I asked myself that question and undoubtedly I think it has to be the Boxster. In the Bay Area a used Porsche Boxster, in great condition, twelve years old, is selling as little as $5000. If immaculate, a Boxster might run $9000. What makes this car really interesting, is technical research with ways to improve older cars with internal computers, major mechanical bugs are getting worked out. What is unique is that this particular model of car has remained about as unchanged as the 911 during its run of years.
The Boxster (968) got its name from blending a Karl Benz design of horizontally opposed “flat” engine and “2 seater convertible roadster”. Roadster of course being a design closer to the Porsche 550. Introduced in late 1996 its 2.5L six cylinder engine was a stir for American markets. Using the old Porsche 928 facility in Stuttgart, in the year 2000 Porsche released a 2.7L engine for its base model. It became so popular that not much longer later, the city of Uusikaupunki, Finland became the site for more quantities of Porsche. With then also the thirst for a need for greater power and speed, you could then buy the exciting Porsche S 3.2L engine.

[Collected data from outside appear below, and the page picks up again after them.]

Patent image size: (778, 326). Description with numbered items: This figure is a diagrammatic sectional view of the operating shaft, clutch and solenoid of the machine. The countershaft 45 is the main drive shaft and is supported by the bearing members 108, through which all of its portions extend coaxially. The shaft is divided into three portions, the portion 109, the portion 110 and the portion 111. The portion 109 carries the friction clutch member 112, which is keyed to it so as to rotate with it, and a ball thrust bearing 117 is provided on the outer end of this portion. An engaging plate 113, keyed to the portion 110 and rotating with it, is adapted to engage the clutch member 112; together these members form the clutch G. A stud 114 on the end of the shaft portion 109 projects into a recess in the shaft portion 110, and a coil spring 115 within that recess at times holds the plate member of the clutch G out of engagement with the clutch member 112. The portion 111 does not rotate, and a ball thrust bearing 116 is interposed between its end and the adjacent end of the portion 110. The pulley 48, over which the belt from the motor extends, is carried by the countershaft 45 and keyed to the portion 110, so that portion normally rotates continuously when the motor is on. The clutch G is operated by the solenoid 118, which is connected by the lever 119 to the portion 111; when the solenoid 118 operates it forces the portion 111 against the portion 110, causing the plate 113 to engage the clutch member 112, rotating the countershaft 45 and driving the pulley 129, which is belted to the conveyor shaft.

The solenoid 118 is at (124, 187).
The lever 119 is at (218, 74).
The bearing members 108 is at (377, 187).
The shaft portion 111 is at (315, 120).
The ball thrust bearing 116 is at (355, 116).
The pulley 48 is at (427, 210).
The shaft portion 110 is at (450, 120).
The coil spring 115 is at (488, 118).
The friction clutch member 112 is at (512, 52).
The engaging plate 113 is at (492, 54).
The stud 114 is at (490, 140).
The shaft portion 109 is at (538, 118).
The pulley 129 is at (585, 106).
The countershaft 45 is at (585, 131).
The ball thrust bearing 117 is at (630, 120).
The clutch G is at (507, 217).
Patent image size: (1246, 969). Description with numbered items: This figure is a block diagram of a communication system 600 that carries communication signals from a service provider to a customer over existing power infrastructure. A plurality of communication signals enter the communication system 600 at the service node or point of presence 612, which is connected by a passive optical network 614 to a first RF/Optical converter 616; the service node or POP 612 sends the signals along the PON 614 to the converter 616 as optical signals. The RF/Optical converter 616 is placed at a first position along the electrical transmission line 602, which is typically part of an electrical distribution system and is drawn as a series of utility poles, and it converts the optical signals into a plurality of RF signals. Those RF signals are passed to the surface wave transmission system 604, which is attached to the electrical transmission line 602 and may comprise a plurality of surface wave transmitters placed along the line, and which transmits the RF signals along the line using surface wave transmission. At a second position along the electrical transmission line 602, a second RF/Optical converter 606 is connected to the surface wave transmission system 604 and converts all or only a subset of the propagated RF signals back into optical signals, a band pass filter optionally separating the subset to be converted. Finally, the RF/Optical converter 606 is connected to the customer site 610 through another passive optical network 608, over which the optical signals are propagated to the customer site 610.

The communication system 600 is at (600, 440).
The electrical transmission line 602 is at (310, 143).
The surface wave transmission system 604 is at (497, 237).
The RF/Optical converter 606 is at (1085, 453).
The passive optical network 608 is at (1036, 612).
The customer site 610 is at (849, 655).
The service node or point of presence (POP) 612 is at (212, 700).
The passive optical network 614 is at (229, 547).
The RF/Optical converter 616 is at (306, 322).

The next generation of Boxster was a type 987. It was a huge success and finally Porsche had a car that would be as notable in speed and performance as the Cayman… but not the 911. In terms of recalls, they were limited too simply exterior lights and airbags. Most have been corrected.
The boxster’s midengine design gave the car a performance advantage by its engine being located in the middle part of the car. This gives the car a cornering advantage because unlike the 911 you won’t get under steer and your car won’t spin out behind you. One of the biggest mysteries of the boxster is getting to its engine. Its not in back, nor its in the front.
To get to the engine, you need to open the top about 12 in, this will pull back the metal cabriolet cover just enough to get yourself to unattached metal cables on either side of the car. The the trunk cover open, just behind the seats, you can open the 4 screws and remove both cabriolet chains and lift the top up. Once there you will get access to to change air filter or check power steering fluid. If you need to check spark plugs you gotta go underside. To check oil, or battery or brakes, you get to those from the front. Here at A. Bauer Repair, an Independent Shop we can help you out (like Pre Purchase Inspections). Never the less, like I would suggest with any Porsche owner is having an owners manual in your glove box or trunk. Just to do that operation.
Also..while having it open, clear out all leaves as well.
So.. as the used car of the future, the Boxster will be here to stay. It’s a great car to own and more and more parts will be better related in buying a new one.